American College of Physicians Guideline on Red and Processed Meat Intake


This week, the American College of Physicians released a dietary guideline for red and processed meat.

The guideline, published in the Annals of Internal Medicine, suggested that Americans can continue to consume red meat at their current levels, which is about 3 to 4 servings per week on average. The panel agreed that there is evidence that red meat is associated with risk for chronic disease but determined that the evidence for this was generally of low quality and that any effects were fairly small. The guideline is based on studies looking at the health impacts of eating varying amounts of red and processed meat—it didn’t address a vegan diet.

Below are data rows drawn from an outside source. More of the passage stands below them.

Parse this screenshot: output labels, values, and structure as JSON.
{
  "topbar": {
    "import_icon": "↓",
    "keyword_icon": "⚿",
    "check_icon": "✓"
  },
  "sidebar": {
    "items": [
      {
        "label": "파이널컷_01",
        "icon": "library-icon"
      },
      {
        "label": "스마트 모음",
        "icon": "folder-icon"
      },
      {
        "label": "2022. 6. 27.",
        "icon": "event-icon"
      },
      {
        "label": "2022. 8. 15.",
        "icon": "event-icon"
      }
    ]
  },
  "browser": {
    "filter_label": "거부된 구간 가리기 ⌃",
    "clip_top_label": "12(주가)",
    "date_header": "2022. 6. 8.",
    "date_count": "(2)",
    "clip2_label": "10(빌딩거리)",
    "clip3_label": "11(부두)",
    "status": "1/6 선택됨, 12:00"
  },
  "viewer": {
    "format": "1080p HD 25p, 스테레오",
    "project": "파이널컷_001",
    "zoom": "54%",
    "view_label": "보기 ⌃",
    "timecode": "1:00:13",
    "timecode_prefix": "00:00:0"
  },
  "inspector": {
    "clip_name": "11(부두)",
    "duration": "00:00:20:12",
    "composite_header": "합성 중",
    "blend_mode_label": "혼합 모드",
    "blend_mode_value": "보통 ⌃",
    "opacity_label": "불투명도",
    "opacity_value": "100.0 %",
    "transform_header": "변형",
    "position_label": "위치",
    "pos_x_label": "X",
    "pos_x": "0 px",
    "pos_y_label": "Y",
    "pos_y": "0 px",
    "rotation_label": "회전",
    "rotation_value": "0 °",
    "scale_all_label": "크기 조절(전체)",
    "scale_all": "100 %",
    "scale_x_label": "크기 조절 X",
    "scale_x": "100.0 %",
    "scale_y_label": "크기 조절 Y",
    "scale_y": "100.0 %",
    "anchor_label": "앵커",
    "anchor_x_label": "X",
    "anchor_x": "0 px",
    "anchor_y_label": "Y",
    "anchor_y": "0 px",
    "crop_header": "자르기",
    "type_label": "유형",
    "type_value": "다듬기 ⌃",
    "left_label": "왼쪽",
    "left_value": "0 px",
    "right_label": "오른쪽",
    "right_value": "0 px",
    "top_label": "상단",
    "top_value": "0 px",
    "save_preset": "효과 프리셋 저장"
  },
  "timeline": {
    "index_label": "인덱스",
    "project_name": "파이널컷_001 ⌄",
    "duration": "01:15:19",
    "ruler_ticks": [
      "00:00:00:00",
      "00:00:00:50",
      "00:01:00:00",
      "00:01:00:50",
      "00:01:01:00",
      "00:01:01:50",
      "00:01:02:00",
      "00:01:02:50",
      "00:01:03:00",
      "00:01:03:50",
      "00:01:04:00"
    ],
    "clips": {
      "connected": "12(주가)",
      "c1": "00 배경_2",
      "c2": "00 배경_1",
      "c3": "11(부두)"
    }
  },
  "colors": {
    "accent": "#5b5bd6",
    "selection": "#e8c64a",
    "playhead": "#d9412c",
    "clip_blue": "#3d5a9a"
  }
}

Not surprisingly, the meat industry has embraced these findings, but others such as the American Heart Association, American Cancer Society, and Harvard School of Public Health have criticized the report. Harvard School of Public Health has a particularly devastating critique of the guideline, including:

The new guidelines are not justified as they contradict the evidence generated from their own meta-analyses. Among the five published systematic reviews, three meta-analyses basically confirmed previous findings on red meat and negative health effects. The publication of these studies and the meat guidelines in a major medical journal is unfortunate because following the new guidelines may potentially harm individuals’ health, public health, and planetary health. It may also harm the credibility of nutrition science and erode public trust in scientific research.

In outlining its rationale, the American College of Physicians panel noted that it did not consider either animal welfare or environmental considerations. We believe that responsible dietary recommendations must always consider a range of issues, including animal welfare, human justice issues, and the environment. So unless red meat is shown to be needed for human health—which it isn’t—these recommendations are not relevant for anyone who wants to make responsible dietary choices.